Der Regengott hat Sylvain Guintoli erhört

Lokalmatador Sylvain Guintoli kam in der Superpole von Magny-Cours trotz Sturz auf Startplatz 5. Sein Honda-Teamkollege Michael van der Mark blieb in der Superpole 1 hängen.

Als die Wolken über Magny-Cours immer dunkler wurden und es kurz vor der Superpole regnete, hellte sich die oftmals düstere Miene von Sylvain Guintoli sichtlich auf: Bei Regen könnte der Weltmeister von 2014 mit der Honda CBR 1000 RR für eine Überraschung sorgen – so wie bei seinen Regensiegen 2012 mit einer privaten Ducati oder 2014 als Aprilia-Werkspilot.

Zumindest in der Superpole hat es für den Lokalmatadoren wegen eines Sturzes noch nicht bis ganz nach oben gereicht. «Fünfter ist ok – besonders nach dem Crash», meint der 33-Jährige. «Ich konnte mich mit jeder Runde etwas verbessern, also ist das nicht schlecht.
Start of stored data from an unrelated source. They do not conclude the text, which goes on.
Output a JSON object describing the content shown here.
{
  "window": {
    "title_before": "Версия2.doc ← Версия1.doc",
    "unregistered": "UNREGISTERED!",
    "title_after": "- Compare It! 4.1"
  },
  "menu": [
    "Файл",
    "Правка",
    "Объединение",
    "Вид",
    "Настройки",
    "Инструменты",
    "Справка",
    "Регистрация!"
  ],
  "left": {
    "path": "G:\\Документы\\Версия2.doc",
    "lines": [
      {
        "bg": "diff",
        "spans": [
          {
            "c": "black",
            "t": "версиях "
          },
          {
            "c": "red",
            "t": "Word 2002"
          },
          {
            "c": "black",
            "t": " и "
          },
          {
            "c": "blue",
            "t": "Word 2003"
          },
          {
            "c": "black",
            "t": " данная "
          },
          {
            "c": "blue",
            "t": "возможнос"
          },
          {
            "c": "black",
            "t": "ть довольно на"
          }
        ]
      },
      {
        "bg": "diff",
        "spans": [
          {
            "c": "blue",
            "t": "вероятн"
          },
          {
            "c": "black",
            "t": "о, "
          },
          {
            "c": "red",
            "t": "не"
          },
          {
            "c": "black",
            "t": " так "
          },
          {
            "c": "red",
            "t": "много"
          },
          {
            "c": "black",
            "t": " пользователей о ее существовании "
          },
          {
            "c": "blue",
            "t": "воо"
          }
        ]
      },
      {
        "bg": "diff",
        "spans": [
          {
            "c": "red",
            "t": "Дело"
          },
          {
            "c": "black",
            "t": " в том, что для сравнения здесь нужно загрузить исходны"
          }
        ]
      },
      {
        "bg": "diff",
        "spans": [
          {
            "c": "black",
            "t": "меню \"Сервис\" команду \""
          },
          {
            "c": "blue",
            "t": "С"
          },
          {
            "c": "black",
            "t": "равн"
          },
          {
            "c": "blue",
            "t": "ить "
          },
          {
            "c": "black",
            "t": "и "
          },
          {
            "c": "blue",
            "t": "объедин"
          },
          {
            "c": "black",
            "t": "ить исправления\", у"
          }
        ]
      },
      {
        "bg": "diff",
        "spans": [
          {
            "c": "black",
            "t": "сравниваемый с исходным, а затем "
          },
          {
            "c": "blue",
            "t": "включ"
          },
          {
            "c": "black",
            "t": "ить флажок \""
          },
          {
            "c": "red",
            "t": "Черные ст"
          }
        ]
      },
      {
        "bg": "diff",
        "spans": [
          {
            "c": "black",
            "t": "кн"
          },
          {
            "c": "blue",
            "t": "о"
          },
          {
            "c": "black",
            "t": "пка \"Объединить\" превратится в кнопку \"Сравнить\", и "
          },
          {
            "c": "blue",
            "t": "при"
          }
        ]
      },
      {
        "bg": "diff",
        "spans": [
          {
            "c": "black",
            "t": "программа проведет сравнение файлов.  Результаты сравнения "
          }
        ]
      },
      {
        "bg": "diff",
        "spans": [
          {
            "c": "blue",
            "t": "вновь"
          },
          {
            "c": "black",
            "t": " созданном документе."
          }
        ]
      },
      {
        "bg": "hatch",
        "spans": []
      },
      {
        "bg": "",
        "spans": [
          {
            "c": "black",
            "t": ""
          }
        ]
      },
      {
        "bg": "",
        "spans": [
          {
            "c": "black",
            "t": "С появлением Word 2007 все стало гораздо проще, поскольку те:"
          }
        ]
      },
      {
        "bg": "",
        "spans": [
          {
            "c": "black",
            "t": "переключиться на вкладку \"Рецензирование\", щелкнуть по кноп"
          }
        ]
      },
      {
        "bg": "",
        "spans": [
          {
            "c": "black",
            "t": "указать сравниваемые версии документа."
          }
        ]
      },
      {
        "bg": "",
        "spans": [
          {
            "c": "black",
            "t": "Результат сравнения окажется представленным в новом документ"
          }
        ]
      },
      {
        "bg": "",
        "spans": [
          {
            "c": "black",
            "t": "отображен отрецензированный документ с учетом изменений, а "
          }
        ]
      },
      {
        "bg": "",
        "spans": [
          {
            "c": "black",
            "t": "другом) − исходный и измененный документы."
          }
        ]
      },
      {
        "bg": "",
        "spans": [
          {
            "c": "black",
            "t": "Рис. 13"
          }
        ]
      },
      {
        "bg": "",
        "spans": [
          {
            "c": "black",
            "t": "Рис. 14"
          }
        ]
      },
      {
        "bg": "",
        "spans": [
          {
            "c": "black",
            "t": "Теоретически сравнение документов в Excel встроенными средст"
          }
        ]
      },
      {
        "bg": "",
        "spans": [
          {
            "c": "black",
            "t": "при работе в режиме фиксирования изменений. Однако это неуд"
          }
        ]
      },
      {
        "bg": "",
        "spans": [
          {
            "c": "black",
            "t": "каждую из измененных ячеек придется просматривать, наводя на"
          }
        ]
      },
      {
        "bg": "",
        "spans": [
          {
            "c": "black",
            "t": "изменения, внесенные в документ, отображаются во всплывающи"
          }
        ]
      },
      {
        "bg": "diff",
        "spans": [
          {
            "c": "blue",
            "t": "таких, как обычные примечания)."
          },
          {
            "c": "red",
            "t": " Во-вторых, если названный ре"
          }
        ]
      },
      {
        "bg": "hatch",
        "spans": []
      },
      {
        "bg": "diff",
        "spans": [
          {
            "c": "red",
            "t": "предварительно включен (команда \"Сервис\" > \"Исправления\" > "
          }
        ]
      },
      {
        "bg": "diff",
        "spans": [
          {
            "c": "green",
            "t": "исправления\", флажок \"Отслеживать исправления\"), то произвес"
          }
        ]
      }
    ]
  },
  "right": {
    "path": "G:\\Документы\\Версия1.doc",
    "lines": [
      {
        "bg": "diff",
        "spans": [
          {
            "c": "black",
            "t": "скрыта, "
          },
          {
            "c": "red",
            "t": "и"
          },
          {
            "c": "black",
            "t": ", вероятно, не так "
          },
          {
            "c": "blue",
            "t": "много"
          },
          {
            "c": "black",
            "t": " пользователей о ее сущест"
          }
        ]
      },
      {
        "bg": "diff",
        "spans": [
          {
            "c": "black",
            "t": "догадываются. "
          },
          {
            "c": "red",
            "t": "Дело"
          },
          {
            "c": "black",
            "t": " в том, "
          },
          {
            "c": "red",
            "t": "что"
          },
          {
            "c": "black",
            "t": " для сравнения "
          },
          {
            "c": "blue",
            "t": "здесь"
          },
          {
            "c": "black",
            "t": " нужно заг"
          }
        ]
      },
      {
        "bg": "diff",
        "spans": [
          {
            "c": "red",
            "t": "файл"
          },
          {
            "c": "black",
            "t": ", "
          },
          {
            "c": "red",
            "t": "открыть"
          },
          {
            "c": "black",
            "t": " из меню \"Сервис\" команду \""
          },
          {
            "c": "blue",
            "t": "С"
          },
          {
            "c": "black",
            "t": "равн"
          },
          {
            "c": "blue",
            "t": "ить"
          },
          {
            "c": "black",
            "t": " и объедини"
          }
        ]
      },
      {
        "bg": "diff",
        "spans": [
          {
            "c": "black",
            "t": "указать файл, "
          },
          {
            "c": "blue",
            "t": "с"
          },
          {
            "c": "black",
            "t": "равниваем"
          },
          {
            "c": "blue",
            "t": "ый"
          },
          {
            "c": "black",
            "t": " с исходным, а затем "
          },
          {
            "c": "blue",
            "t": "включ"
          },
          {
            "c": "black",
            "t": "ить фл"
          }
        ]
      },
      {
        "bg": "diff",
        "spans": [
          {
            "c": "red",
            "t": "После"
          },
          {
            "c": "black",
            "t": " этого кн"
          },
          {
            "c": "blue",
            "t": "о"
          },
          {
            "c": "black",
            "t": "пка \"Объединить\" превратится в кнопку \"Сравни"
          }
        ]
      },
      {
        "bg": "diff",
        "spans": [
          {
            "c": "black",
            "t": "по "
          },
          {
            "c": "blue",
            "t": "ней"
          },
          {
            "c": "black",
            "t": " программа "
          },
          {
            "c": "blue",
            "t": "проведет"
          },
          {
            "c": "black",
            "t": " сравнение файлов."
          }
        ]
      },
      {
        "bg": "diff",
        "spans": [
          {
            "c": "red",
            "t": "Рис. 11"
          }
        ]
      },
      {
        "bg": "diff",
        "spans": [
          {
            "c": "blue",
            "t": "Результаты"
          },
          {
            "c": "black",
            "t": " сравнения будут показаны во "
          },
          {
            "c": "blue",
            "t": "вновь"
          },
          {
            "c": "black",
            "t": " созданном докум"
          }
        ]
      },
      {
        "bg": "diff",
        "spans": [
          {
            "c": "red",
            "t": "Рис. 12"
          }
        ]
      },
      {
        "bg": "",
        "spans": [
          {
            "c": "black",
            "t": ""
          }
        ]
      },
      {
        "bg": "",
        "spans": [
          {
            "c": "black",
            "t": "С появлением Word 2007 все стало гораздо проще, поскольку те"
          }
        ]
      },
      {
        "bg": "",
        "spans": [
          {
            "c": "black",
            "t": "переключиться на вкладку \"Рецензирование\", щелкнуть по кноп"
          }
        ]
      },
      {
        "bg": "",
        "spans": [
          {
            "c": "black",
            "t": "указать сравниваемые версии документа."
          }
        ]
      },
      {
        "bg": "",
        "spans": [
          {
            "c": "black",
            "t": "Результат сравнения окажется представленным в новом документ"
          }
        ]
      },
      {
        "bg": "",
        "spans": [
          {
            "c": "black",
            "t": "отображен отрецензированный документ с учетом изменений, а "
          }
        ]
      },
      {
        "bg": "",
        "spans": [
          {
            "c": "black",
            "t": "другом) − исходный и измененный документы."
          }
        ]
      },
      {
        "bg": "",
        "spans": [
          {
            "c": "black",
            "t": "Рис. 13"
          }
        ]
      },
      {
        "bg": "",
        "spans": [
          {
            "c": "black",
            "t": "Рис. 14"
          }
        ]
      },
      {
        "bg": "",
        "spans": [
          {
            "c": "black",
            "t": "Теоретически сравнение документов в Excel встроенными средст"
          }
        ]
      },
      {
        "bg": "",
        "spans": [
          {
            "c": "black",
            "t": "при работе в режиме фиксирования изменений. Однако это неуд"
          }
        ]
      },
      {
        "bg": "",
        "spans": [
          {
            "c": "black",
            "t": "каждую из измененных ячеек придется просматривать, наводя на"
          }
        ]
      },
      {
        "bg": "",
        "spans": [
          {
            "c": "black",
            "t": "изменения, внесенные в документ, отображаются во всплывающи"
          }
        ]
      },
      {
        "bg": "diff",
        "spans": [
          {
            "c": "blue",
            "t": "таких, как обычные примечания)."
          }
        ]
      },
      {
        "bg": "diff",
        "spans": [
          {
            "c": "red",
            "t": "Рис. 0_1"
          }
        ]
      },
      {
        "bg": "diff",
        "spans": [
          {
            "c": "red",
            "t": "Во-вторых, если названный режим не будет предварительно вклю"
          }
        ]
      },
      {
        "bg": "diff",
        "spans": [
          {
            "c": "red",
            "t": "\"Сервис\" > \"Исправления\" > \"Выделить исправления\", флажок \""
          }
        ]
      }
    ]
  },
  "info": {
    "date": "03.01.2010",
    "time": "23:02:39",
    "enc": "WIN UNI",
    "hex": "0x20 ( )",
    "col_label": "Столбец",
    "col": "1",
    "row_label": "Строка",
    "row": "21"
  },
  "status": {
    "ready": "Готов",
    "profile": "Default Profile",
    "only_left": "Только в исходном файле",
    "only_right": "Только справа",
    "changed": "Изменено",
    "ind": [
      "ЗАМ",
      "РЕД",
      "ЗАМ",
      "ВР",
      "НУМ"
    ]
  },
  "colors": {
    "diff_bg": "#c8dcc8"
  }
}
Ohne den Sturz wäre es vielleicht noch ein wenig besser geworden. Das ist ungefähr auch das, was wir im Trockenen erreicht hätten. Der Grip ist hier nicht sonderlich gut, man muss die Reifen auf Temperatur bringen und sich Schritt für Schritt herantasten. Man kann sehr leicht einen Fehler machen – genau so wie ich es gemacht habe. Leider konnte ich auch noch dem Abbruch nicht noch einmal fahren, weil die Lenker gebrochen waren.»

Keinen Sturz, dafür nur einen 15. Startplatz erreichte Teamkollege Michael van der Mark. Der Niederländer hatte in den Trainings mit technischen Problemen zu kämpfen. «Im vierten Training haben wir dann einen Schritt nach vorne gemacht und die Rundenzeit war ok. Dann setzte aber vor der Superpole der Regen ein», ärgert sich der 22-Jährige. «Da war kein Grip und ich fuhr sofort zurück an die Box, weil ich mich nicht gut fühlte. Nach ein paar Änderungen war der Grip nicht besser und hinten hatte ich kaum Feedback.»